Europe’s debt-crisis strategy is near collapse. The long-awaited recovery has failed to take wing. Debt ratios across southern Europe are rising at an accelerating pace. Political consent for extreme austerity is breaking down in almost every EMU crisis state. And now the US Federal Reserve has inflicted a full-blown credit shock for good measure.

Municipal workers protest outside parliament during a rally in Athens.
A leaked report from the European Commission confirms that Greece will miss its austerity targets yet again by a wide margin Photo: Reuters
8:50PM BST 10 Jul 2013
None of Euroland’s key actors seems willing to admit that the current strategy is untenable. They hope to paper over the cracks until the German elections in September, as if that is going to make any difference. 
A leaked report from the European Commission confirms that Greece will miss its austerity targets yet again by a wide margin.

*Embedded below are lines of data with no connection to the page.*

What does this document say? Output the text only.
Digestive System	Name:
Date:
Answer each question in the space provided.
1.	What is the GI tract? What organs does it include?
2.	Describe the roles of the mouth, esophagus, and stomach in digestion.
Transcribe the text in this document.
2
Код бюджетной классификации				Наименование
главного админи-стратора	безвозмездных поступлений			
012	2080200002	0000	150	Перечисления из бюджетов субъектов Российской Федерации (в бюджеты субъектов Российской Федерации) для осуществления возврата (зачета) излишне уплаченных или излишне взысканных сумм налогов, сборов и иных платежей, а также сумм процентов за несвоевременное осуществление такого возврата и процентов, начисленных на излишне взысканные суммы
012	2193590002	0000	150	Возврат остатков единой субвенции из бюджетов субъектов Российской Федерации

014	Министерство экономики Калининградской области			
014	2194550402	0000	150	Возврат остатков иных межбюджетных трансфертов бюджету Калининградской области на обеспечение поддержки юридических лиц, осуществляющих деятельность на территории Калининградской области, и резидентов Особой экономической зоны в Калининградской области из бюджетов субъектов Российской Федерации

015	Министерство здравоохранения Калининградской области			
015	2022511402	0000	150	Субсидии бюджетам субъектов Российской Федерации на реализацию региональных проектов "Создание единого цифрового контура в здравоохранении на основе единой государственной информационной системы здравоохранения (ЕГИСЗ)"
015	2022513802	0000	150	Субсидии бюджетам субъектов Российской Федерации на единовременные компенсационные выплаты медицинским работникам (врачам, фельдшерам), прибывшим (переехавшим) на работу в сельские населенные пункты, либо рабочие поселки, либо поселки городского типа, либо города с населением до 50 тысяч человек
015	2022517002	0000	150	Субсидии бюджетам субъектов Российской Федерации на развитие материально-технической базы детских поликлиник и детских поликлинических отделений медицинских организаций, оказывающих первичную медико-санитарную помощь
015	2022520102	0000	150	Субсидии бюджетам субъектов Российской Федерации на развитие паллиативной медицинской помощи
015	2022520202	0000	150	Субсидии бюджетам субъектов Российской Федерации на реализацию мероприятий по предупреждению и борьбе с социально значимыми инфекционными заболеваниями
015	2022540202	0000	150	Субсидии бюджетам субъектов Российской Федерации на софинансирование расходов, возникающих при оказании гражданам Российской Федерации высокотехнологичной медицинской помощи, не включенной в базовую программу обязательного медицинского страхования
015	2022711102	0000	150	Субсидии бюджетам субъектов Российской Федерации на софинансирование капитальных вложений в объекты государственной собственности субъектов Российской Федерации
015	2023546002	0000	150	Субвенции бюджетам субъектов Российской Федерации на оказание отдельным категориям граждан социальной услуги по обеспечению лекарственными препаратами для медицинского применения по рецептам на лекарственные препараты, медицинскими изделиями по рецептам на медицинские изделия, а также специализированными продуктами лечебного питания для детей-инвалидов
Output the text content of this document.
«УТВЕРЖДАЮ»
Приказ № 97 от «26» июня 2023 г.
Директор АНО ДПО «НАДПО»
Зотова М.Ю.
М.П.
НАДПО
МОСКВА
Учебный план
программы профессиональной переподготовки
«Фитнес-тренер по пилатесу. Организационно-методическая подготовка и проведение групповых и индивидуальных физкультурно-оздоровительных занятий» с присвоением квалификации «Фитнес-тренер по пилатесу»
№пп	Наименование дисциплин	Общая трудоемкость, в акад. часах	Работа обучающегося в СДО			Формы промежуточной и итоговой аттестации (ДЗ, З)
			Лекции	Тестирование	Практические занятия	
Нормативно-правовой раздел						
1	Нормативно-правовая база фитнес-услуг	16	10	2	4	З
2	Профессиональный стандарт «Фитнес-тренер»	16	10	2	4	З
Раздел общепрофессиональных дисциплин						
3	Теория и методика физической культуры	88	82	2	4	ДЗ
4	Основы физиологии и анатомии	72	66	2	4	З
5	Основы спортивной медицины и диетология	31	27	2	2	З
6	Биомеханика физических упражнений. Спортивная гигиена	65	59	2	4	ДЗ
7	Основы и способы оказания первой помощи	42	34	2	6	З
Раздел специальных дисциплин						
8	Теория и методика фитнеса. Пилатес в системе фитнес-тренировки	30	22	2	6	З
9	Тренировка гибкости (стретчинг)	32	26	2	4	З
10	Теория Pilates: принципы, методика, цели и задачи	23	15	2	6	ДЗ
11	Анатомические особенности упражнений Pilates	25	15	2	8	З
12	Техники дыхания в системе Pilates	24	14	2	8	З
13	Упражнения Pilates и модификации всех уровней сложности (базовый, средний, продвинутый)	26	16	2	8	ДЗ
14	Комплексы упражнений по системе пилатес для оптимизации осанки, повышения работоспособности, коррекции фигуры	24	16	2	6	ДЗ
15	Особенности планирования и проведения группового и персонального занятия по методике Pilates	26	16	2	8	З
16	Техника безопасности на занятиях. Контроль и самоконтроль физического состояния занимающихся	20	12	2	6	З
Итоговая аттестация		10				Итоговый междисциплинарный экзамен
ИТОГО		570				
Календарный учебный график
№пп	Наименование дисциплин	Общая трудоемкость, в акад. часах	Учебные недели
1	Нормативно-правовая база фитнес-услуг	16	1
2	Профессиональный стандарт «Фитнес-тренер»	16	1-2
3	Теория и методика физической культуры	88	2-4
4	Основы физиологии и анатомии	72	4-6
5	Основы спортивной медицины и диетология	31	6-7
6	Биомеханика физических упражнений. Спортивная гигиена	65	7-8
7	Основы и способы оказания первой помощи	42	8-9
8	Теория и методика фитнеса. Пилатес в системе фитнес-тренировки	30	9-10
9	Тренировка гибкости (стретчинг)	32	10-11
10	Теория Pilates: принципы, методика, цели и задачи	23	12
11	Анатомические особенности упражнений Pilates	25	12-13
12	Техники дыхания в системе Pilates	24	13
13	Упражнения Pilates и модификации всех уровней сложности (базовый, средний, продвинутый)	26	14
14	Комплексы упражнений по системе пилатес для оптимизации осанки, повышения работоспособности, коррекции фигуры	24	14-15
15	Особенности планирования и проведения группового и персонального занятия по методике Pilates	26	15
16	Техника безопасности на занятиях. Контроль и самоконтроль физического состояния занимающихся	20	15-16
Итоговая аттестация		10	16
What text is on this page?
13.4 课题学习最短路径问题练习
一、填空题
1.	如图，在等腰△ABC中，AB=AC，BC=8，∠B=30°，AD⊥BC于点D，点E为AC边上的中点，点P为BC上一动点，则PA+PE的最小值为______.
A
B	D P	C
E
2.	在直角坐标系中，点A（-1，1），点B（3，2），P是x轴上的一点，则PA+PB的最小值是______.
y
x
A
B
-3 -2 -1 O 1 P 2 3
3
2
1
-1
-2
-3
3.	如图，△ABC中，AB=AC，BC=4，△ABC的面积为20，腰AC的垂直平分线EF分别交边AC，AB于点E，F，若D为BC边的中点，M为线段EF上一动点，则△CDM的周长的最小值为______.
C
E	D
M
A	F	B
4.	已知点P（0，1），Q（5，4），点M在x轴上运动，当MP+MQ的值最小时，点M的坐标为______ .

It alleges that Greece lacks the “willingness and capacity” to collect taxes. In fact, Athens is missing targets because the economy is still in freefall and that is because of austerity overkill. The Greek think-tank IOBE expects GDP to fall 5pc this year. It has told journalists privately that the final figure may be -7pc. The Greek stabilisation is a mirage. 

Italy’s slow crisis is again flaring up. Its debt trajectory has punched through the danger line over the past two years. The country’s €2.1 trillion (£1.8 trillion) debt – 129pc of GDP – may already be beyond the point of no return for a country without its own currency. 

Standard & Poor’s did not say this outright when it downgraded the country to near-junk BBB on Tuesday. But if you read between the lines, it is close to saying the game is up for Italy. 

Its point is that if “nominal GDP” remains near zero, Rome will have to run a primary surplus of 5pc of GDP each year to stabilise the debt ratio. “Risks to achieving such an outturn appear to be increasing,” it said.